In recognition of the challenges and potential of this most potent, contrived, and at times alienating of holidays, many colleges do make concentrated efforts around Valentine’s Day to put out health- and wellness-oriented programming, says Alice!’s McNeil. This year, he knows, various universities in New York offered events ranging from HIV testing to speed dating, and many health groups are working to make Valentine’s Day synonymous with National Condom Day. Safe sex, relationship building, community building—all are common and more frequently pushed at colleges across America around Valentine’s Day. But a masturbatory emphasis is more uniquely ours.

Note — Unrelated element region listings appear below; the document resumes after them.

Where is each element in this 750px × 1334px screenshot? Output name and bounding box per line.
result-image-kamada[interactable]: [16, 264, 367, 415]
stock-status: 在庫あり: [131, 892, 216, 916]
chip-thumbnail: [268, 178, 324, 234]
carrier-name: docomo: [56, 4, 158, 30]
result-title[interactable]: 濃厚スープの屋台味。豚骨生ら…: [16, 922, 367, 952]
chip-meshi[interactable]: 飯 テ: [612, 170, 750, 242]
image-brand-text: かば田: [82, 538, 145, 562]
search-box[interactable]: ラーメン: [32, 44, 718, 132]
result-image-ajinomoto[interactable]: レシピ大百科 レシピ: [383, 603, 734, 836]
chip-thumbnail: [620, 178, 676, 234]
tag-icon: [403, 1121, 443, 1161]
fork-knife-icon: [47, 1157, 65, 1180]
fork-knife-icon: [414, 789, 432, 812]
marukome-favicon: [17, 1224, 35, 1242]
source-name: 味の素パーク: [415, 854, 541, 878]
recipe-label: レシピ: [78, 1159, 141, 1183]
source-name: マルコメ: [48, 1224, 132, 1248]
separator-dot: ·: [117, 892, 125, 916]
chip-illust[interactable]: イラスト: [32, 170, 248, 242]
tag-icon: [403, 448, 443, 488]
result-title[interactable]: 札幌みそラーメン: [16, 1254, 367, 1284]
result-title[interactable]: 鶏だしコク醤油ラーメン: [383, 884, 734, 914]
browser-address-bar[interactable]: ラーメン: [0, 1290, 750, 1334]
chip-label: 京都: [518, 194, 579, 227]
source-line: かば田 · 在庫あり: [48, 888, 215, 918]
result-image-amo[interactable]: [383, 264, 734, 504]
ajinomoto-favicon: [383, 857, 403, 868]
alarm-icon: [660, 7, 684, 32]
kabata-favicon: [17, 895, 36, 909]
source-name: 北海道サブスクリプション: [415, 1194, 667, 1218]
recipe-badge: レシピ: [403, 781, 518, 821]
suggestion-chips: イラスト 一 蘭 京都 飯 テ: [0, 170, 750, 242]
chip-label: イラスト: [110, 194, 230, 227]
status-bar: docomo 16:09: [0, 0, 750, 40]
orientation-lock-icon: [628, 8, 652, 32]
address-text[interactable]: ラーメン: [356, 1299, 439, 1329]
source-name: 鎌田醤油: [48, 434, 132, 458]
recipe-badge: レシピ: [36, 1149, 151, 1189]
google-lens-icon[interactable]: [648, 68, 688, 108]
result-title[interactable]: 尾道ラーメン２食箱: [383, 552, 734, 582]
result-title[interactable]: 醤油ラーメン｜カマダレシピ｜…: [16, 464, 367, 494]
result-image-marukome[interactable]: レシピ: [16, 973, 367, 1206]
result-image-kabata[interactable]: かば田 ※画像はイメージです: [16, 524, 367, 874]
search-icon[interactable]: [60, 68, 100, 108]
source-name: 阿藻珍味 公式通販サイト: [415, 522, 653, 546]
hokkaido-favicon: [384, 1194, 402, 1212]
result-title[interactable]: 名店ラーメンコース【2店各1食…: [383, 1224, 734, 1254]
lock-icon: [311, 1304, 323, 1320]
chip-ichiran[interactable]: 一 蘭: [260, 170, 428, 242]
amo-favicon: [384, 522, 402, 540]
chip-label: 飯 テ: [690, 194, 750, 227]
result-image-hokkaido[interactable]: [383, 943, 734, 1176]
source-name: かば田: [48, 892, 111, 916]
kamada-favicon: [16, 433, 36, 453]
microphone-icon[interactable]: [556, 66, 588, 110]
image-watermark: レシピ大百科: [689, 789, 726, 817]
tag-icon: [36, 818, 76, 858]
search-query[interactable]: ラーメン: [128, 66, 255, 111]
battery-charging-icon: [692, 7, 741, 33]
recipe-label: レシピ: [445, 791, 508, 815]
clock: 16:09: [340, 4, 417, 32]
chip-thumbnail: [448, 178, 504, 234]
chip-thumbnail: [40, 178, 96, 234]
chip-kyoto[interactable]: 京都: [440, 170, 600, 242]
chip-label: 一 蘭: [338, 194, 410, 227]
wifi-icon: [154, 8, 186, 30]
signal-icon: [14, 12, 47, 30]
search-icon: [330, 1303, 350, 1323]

For many, it is funny to see masturbation-themed events, especially falling in some loose proximity to Valentine’s Day. But to others, it is a sad confirmation and reinforcement of the stereotype and self-created identities of the lonely Columbian. At their best, these events can help to shake off the stigma and the loneliness of a natural human activity and the loneliness of a grim holiday. And at the very least, it’s another unique tradition to mark us as Columbians.